El acuerdo sellado éste sábador entre ambos dirigentes fue solo a nivel nacional y no para la elección a jefe de Gobierno. Prometieron igual que no habrá golpes bajos en la campaña.
El acuerdo entre el PRO y la Coalición Cívica-ARI a nivel nacional que firmaron ayer Mauricio Macri y Elisa Carrió tendrá su primera prueba de fuego en las elecciones porteñas. Allí ambos espacios competirán para imponer al nuevo jefe de Gobierno de la Ciudad.
Así, Martín Lousteau, como representante de UNEN, irá contra el candidato del PRO, que surgirá de la interna que disputarán la senadora Gabriela Michetti, el jefe de Gabinete porteño Horacio Rodríguez Larreta, el senador Diego Santilli y el legislador Cristian Ritondo.
Así, entre abril y julio, durante el proceso electoral porteño, el PRO y la Coalición Cívica –que a nivel local sigue formando parte de UNEN– serán rivales. En agosto, para las primarias abiertas, simultáneas y obligatorias nacionales ya formarán parte de un mismo espacio.

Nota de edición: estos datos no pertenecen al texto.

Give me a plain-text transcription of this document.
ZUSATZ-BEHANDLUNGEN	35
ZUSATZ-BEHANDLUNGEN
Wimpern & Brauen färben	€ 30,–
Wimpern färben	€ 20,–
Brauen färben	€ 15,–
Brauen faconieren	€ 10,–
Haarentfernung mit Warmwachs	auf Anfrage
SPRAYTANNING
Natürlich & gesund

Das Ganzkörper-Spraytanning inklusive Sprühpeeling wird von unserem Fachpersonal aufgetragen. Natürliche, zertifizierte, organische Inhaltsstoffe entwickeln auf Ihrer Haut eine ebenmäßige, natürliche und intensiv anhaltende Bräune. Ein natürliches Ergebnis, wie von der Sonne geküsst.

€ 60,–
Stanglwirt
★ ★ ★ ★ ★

Desde ambos sectores justifican que siempre tuvieron en claro que la unidad tiene que ver una coyuntura nacional, en donde consideran que es necesario unir fuerzas para llegar al poder. En lo local, en cambio, explican que pueden mostrar sus diferencias manteniendo siempre una campaña sin golpes bajos.
Esa situación ya se evidenció en las flores que se tiraron mutuamente Michetti y Lousteau, que son amigos además de contendientes. La Senadora del PRO también es amiga de Carrió, y fue una de las que trabajaron para el acercamiento que se concretó ayer.
La idea de los creadores del acuerdo es poder replicar el armado en otras provincias.
En algunas, sin embargo, tendrán ciertas dificultades. Es el caso de Santa Fe, por ejemplo, donde se realizó ayer el congreso de la Coalición Cívica local, y se ratificó la pertenencia al Frente Progresista Cívico y Social que allí mantienen con radicales y socialistas. Este espacio se enfrentará al PRO en las próximas elecciones.